Saturday, September 29, 2012


We're visiting relatives in eastern Kansas right now, and the humidity is much greater than it is at home.  It's been a reminder to me that open-air dehydrating isn't as easy an option for many people as we're used to.

At home I can set a tray of chopped onions on the kitchen table and the next day they're dry enough to pack up.  Same with peppers, olives, and many other fruits or veggies and herbs. 

Some, like strawberry slices, take longer even in our climate and I speed it up by putting them in the oven where the pilot light helps dry them faster.

But I realize now that I'm quite spoiled by how easy most things are to dehydrate in our dry climate.  If I lived in a place like where we're visiting I'd most likely have to use an electric dehydrator to do most of my dehydrating.

We did get one tip earlier on this blog about placing herbs like mint in paper sacks for dehydrating.  Does anyone have other tips for dehydrating food in humid climates?

I've heard of methods used by native Americans in the 'old days' where they hung food around fires, but is that truly dehydrating, or smoking, for preservation?  Or both?
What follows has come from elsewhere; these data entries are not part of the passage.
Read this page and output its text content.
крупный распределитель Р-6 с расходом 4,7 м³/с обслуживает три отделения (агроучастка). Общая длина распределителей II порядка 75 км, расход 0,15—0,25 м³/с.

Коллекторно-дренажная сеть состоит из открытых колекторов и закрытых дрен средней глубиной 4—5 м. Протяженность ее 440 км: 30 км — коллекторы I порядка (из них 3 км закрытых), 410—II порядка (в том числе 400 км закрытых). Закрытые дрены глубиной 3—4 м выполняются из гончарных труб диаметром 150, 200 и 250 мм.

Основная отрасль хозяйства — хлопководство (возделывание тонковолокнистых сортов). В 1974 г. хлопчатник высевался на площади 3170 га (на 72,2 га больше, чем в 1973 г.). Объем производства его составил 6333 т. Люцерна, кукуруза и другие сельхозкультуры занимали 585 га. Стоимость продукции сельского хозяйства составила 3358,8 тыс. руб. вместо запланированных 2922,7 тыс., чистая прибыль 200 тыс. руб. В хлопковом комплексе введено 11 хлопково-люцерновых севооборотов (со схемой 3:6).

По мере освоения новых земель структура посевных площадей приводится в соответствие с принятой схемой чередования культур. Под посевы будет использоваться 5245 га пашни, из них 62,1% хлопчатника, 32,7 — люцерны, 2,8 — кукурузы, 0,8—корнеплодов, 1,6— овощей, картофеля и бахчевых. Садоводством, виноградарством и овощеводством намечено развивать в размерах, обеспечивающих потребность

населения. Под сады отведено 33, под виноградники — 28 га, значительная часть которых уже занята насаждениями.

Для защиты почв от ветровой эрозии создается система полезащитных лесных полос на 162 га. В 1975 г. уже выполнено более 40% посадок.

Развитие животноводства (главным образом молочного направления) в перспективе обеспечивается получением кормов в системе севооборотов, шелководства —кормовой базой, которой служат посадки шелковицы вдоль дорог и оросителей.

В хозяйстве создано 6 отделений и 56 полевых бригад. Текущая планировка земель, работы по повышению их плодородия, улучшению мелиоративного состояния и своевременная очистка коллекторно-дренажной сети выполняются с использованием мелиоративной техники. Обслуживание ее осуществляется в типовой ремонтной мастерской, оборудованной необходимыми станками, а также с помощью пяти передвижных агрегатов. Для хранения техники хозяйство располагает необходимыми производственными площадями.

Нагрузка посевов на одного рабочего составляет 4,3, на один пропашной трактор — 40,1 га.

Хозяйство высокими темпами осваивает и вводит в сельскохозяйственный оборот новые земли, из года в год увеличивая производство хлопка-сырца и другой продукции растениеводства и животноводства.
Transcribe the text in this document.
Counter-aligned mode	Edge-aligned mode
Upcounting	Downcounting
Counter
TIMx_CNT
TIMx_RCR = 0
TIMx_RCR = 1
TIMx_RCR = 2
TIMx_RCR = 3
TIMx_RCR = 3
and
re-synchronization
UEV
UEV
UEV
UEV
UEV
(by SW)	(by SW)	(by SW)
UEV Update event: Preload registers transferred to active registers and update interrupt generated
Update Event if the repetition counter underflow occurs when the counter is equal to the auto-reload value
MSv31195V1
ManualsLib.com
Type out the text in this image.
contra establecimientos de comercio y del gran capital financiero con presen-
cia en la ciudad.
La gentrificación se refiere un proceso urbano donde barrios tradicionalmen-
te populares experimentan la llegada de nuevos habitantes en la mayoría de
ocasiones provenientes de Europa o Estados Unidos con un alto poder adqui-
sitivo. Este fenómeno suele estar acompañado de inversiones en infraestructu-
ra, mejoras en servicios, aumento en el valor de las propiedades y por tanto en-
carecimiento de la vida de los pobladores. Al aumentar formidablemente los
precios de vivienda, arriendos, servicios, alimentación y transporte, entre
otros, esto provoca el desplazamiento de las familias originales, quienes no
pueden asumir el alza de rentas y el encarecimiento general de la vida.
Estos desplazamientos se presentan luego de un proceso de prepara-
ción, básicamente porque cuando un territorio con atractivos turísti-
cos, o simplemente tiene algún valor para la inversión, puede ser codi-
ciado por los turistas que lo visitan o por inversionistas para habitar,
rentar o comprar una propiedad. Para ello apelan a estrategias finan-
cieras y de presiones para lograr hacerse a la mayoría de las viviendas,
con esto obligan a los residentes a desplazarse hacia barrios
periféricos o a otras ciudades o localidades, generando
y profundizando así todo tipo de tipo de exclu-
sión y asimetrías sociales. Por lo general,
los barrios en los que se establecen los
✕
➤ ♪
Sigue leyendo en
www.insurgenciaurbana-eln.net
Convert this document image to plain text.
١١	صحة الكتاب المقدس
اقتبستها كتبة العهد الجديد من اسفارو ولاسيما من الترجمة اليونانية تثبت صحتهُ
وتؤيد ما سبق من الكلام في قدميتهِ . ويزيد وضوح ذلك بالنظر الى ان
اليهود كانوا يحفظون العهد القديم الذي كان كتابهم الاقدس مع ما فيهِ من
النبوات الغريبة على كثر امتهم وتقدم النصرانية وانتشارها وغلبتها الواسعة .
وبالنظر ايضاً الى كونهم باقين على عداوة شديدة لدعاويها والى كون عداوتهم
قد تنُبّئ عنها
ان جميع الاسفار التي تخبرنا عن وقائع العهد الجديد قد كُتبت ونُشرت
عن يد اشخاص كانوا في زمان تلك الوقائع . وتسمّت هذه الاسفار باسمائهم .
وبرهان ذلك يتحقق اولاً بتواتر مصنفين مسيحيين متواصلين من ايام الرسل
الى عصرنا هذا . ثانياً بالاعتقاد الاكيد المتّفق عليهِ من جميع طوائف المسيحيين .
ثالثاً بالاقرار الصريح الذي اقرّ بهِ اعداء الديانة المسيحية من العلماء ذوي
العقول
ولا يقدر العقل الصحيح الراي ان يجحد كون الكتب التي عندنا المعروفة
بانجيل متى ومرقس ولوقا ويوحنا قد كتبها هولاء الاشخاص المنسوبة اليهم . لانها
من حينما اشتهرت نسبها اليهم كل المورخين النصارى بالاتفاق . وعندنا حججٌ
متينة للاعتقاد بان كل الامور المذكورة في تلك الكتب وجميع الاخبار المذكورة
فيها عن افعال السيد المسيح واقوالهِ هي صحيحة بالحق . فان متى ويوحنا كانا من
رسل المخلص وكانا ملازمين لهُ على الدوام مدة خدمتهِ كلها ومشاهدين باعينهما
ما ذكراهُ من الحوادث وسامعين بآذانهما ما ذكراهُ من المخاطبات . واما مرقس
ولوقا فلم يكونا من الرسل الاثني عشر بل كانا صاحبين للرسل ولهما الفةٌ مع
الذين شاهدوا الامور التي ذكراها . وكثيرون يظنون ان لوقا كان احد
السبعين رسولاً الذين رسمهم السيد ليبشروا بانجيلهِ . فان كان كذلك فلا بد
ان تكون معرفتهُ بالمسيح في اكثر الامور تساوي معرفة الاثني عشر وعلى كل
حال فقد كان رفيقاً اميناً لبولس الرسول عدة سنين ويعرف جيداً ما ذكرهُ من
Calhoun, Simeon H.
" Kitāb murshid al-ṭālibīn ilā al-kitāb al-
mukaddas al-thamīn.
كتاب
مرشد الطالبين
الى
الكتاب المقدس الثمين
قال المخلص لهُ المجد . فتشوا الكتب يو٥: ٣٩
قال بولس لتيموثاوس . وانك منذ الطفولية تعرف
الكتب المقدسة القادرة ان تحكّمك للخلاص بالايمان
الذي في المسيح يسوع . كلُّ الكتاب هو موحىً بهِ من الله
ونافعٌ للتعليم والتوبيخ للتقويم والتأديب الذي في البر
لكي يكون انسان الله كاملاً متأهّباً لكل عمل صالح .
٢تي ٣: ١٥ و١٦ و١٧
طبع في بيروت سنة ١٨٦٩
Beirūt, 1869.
  1. You can use your oven for dehydration if you put it on the lowest setting.

    It's not as cost effective as using a dehydrator in the long-term, as ovens use more energy, but it's cheaper in the short-term because purchasing a dehydrator is expensive. It also requires keeping a closer eye on it.

  2. Thank you Faye,
    I have already put my dehydrator to bed and I find that I have celery forgotten in the fridge that must be dried or thrown away. Throwing it away would make me sad.